Car Safety for Your Dog
One of my childhood friends had two standard poodles. The poodles were a major part of her family’s life, and usually accompanied her parents to our soccer practices and games. I was always fascinated (or perhaps bewildered) when the poodles would sit upright in the van’s bucket seats and wait to be buckled in—talk about obedience! Perhaps it is poodle habit, but these days, car companies are developing amenities to ensure that your dog is safe and comfortable during car travel.
This month, Bark magazine published an article about the most pet-friendly cars that included examples of cars that have pet safety elements. For example, the Toyota Venza–aka the “purebred DogCar”–partnered with Kurgo, a company that specializes in pet products for the car, to include an Auto Zip Line in the back seat. The zip line harness keeps dogs secure while allowing them to travel back and forth on the back seat. The Honda Element, advertised as a “man’s best friend’s best friend”, has urethane-coated floors, wide-open cargo doors on both sides, and a forthcoming package will include a dog bed, water bowl, and load-in ramp and rear ventilation fan, among other things.
According to the Traffic Safety Evaluation Guide, about 98 percent of dogs travel unrestrained in a moving vehicle. Another study found that animals are the third leading cause of driver distraction, greater than cell phone use and food consumption. Keeping your dog restrained in the car is important, and, as you’ve learned, it is possible to do this in a way that is both safe and enjoyable for your canine companion.
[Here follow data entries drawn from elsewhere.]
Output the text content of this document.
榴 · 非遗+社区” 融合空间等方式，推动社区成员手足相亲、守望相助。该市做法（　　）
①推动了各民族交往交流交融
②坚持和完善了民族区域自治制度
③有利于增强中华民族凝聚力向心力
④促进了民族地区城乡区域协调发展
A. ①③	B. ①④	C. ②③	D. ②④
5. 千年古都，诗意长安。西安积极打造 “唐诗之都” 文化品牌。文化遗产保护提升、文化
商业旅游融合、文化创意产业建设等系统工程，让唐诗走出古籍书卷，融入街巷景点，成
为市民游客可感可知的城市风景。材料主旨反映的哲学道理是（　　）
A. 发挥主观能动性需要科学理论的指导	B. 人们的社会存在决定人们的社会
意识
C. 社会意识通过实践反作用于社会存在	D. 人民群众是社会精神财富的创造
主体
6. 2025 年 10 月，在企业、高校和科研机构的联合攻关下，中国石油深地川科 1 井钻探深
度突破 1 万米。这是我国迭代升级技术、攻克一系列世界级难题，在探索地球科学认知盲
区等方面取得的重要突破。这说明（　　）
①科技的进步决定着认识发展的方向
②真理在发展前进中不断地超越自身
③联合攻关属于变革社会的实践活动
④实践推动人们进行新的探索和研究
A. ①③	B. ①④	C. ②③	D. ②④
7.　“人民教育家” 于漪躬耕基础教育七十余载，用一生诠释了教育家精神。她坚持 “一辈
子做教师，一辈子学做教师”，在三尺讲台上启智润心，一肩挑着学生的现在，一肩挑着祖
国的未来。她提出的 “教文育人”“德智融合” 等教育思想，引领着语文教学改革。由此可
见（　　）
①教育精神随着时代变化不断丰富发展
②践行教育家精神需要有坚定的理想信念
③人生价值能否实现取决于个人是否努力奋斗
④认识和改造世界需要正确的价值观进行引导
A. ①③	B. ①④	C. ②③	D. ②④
If you’ve got a small dog, you might want to consider Kurgo’s Skybox Booster. It’s one way to have company in the passenger seat while keeping your pup in one place!
We hope everyone has a wonderful Memorial Day Weekend and if you’re traveling with your dog, consider some of these car safety elements.
And, we’re glad to announce that Marcia is the winner of the Miss Lynn CD! Congrats!